Author: Aaron Armstrong
Publisher: Cruciform Press
Buy Awaiting a Savior
Reading Level: Easy
If you recall I reviewed When Helping Hurts this last December and was impressed with the practicality provided by it. Awaiting a Savior in contrast would be a theological foundation for dealing with poverty which “is fundamentally a spiritual issue” (p. 20). Aaron connects poverty with the gospel story. He looks at the fall (p. 18 “the fall has made poverty the default setting” emphasis original; p. 22), redemption (p. 45), and consummation (pp. 11, 97) as they relate to poverty. Says Aaron, “The root cause of poverty is sin” (p. 8) and
Therefore, the basic premise of this book is that our good faith efforts to address legitimate questions of poverty and injustice must never lose sight of the fact that poverty will persist as long as the heart of man is ruled by sin. (pp. 9-10).
While we are responsible for pursuing biblical solutions to poverty, our only hope for an ultimate solution is in the return of Christ, when he will put an end once and for all to sin, suffering, and death, and bring about the new creation. (p. 11)
You can taste the flavor of Awaiting a Savior through these statements.
What I also appreciate is Aaron’s faithfulness in expounding the gospel and making sure the issue of social justice is emphasized in a way which honors the gospel while also not downplaying the importance Scripture places on serving the poor. Let me provide you an example. Aaron says,
Those whose hearts are inclined to the Lord will seek true justice on earth as it is in heaven. Covenant faithfulness always leads to ethical faithfulness. (p. 56 emphasis original)

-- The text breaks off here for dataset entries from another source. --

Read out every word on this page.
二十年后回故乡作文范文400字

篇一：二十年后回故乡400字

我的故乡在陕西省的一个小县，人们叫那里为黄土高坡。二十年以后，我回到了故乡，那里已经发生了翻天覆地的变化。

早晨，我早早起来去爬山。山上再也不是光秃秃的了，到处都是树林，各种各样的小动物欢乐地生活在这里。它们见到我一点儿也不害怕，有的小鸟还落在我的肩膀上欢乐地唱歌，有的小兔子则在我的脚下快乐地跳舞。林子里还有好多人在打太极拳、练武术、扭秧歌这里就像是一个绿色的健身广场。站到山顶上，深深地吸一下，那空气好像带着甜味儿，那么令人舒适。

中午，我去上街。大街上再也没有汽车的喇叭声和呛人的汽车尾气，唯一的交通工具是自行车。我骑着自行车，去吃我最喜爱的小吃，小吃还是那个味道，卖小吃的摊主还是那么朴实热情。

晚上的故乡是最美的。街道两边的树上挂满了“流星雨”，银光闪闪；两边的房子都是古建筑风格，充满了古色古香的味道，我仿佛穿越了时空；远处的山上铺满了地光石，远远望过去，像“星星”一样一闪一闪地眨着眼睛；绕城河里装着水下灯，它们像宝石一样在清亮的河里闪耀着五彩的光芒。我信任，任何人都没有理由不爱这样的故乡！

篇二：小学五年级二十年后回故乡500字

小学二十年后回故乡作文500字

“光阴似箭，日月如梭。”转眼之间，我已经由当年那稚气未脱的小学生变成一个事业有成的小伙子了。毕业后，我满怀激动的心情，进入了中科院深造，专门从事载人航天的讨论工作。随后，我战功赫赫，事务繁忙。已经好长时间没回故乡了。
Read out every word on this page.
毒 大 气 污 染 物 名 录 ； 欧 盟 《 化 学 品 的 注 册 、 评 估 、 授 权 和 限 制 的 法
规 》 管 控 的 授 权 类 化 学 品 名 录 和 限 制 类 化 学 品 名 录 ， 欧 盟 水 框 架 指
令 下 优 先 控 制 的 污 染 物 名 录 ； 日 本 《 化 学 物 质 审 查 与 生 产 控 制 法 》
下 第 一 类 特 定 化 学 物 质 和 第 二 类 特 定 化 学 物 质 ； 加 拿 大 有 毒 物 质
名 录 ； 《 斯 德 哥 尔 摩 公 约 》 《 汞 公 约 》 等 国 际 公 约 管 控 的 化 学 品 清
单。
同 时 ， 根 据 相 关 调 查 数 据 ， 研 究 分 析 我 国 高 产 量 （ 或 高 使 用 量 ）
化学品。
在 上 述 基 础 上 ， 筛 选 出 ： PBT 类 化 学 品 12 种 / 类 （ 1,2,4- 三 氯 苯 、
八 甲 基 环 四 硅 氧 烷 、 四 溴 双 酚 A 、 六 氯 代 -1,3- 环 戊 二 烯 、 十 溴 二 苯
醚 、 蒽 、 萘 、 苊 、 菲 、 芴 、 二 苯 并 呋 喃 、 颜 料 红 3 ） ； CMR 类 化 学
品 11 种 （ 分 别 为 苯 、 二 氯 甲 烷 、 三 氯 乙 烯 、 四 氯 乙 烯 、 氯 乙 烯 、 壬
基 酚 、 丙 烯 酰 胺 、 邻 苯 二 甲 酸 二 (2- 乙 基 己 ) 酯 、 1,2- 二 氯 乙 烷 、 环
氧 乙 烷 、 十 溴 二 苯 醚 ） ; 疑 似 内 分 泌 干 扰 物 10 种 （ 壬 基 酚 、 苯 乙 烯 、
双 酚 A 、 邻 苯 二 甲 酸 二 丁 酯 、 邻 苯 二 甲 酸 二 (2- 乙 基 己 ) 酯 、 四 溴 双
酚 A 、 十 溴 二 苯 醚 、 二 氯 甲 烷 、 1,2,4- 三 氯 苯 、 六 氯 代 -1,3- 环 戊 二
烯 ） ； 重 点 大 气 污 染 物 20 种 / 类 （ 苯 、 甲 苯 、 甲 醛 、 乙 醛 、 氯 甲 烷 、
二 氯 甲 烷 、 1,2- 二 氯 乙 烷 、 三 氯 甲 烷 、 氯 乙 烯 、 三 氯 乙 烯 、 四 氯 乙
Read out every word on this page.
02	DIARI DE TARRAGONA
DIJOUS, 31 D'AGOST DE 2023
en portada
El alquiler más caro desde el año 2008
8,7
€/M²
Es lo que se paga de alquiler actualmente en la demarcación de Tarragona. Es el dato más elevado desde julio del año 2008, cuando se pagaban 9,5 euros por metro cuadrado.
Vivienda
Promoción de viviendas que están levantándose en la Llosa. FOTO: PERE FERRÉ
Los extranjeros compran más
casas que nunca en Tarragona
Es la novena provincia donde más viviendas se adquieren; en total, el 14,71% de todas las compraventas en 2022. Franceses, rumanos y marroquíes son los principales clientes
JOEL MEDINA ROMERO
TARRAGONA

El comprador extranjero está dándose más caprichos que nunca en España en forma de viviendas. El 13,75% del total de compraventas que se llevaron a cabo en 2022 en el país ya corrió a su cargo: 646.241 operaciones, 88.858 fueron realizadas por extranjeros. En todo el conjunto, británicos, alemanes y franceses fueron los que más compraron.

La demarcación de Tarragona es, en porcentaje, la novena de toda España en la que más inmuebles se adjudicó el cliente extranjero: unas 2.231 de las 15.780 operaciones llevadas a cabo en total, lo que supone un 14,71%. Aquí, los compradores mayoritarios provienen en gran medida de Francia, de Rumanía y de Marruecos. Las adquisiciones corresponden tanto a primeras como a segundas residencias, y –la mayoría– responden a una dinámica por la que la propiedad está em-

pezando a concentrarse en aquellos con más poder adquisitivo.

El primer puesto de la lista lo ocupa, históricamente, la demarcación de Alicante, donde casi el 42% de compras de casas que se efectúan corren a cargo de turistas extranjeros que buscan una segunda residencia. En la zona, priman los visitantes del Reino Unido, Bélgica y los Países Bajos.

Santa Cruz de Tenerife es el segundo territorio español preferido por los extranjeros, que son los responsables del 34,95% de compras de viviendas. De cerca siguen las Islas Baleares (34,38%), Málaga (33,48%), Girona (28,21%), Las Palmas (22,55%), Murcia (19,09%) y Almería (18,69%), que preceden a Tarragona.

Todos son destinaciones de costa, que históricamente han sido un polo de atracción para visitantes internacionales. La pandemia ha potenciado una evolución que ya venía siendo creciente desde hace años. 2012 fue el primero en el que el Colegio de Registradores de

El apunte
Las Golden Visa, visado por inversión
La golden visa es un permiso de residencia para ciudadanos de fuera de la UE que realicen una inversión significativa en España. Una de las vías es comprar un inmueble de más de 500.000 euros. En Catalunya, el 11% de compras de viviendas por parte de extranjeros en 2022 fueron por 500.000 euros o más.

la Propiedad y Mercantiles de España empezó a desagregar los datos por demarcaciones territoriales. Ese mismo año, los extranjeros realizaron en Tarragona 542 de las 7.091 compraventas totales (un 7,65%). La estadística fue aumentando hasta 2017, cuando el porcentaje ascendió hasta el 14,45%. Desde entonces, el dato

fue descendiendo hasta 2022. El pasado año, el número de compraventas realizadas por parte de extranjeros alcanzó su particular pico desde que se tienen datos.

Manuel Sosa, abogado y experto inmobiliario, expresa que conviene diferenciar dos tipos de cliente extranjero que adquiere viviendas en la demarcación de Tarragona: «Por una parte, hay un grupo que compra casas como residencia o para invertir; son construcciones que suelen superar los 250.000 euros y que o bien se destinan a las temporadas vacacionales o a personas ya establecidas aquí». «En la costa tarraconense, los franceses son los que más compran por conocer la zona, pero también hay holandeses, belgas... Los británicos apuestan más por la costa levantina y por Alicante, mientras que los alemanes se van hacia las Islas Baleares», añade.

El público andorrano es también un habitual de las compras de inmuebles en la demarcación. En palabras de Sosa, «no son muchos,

Such a small phrase but so important--“covenant faithfulness.” He connects the issue of poverty and the Christian duty to combat poverty within the larger theme of covenant in Scripture. It’s how the OT attacks the issue and provides continuity with a New Covenant ethic. A few pages later he fleshes this out,
We are called to care for the poor because God is glorified in our doing so. We care for the poor because we know what it feels like to be on the receiving end of grace. We were the poor in spirit. We were lost and without hope. We were separated from God and enslaved to sin. (pp. 67-68)
Social issues are important not because it’s popular amongst hipsters but because justice is important to God. Justice is part of who he is. You cannot preach the gospel in word without demonstrating its transformative effect in deeds. The one without the other is empty (James 2). Aaron has written a balanced and engaging book. And if justice is important to God then understanding foundational issues related to it should be important to Christians.